The Rockville, Md-based development company has run the federal technology gamut from Small Business Innovative Research grants to cooperative research and development agreements to Advanced Technology Program awards. Now it's looking to commercialize its unique ultra-high density optical disk.
"We've got some technology that's very sexy," said Optex Senior Vice President Tony Clifford. Naturally, numerous mass storage players are baying at his door. However, company management isn't playing easy-to- get.
At stake is a patented technology called electron-trapping optical memory, or ETOM, which allows four bits of digital information to be stored in a single location on an optical disk. That translates to a whopping 15 gigabytes of memory on a 5.25 disk with transfer rates of 120 megabits (or 7,500 text pages) per second. The media is read by low-power lasers and is re-writable.

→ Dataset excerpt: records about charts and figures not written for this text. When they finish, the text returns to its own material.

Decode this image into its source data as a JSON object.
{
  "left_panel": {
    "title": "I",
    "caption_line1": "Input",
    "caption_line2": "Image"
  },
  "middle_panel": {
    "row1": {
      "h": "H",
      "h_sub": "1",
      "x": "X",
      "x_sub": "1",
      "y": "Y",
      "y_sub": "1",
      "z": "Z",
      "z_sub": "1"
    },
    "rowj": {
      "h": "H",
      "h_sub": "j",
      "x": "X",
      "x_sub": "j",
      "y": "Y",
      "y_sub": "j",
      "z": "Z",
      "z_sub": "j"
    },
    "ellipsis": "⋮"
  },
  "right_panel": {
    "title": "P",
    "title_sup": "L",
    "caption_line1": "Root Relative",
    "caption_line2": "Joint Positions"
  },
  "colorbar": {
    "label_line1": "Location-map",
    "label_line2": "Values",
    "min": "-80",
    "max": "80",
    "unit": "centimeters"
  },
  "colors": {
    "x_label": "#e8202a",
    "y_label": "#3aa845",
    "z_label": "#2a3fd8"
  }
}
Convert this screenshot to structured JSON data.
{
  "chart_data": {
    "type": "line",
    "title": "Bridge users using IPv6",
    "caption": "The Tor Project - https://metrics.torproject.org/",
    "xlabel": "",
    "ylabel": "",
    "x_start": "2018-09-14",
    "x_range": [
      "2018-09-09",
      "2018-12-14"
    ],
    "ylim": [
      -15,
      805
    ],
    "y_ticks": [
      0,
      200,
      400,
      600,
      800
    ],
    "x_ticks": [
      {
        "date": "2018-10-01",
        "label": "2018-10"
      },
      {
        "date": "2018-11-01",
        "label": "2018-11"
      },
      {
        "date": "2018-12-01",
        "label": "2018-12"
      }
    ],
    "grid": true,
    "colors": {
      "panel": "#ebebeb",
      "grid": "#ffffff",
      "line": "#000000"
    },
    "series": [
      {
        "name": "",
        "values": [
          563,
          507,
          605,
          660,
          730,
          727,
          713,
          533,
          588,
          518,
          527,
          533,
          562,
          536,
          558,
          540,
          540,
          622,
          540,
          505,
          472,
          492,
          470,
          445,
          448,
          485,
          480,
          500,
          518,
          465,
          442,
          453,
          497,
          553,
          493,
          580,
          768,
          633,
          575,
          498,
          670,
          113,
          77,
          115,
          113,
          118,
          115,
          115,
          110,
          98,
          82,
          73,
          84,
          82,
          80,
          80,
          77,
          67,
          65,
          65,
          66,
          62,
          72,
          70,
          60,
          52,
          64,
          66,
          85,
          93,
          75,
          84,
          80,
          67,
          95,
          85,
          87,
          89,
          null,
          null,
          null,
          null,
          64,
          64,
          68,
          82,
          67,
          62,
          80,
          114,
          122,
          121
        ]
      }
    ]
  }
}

Optex raised $6 million in a private stock offering last December and is planning an initial public offering this fall. Stockholders won't be hard to find, as widespread trade press publicity has given the company a high profile. Last year's offering was oversubscribed, and Optex appears to hold one of the few keys to the memory-intensive information superhighway.
So far, there have been plenty of buy-out offers for the 23-employee company, but Clifford says Optex isn't looking to be passively owned, at least not cheaply.
"We were not interested in doing that at the kinds of valuations we were getting last summer," he said. Thanks to a $1.4 million Advanced Technology Program grant awarded in December, Optex has the funds to prototype its first disk storage unit. The company expects to have a commercial video-server on the market by the end of 1995.
The new device will be targeted to regional Bell operating companies who are on the lookout for efficient mass-storage units for video transmission to the home. Optex also has plans to market a consumer video disk player called Playser, but right now the company has no money for prototyping.
Rather, resources are being spent to perfect the manufacturing of the optical disk thin-film which has proven tricky. Under a cooperative research and development agreement with the National Institute of Standards and Technology, Optex is using atomic-force micrography to analyze newly-made disks. The company plans to manufacture the media in-house, and contract out the hard drives.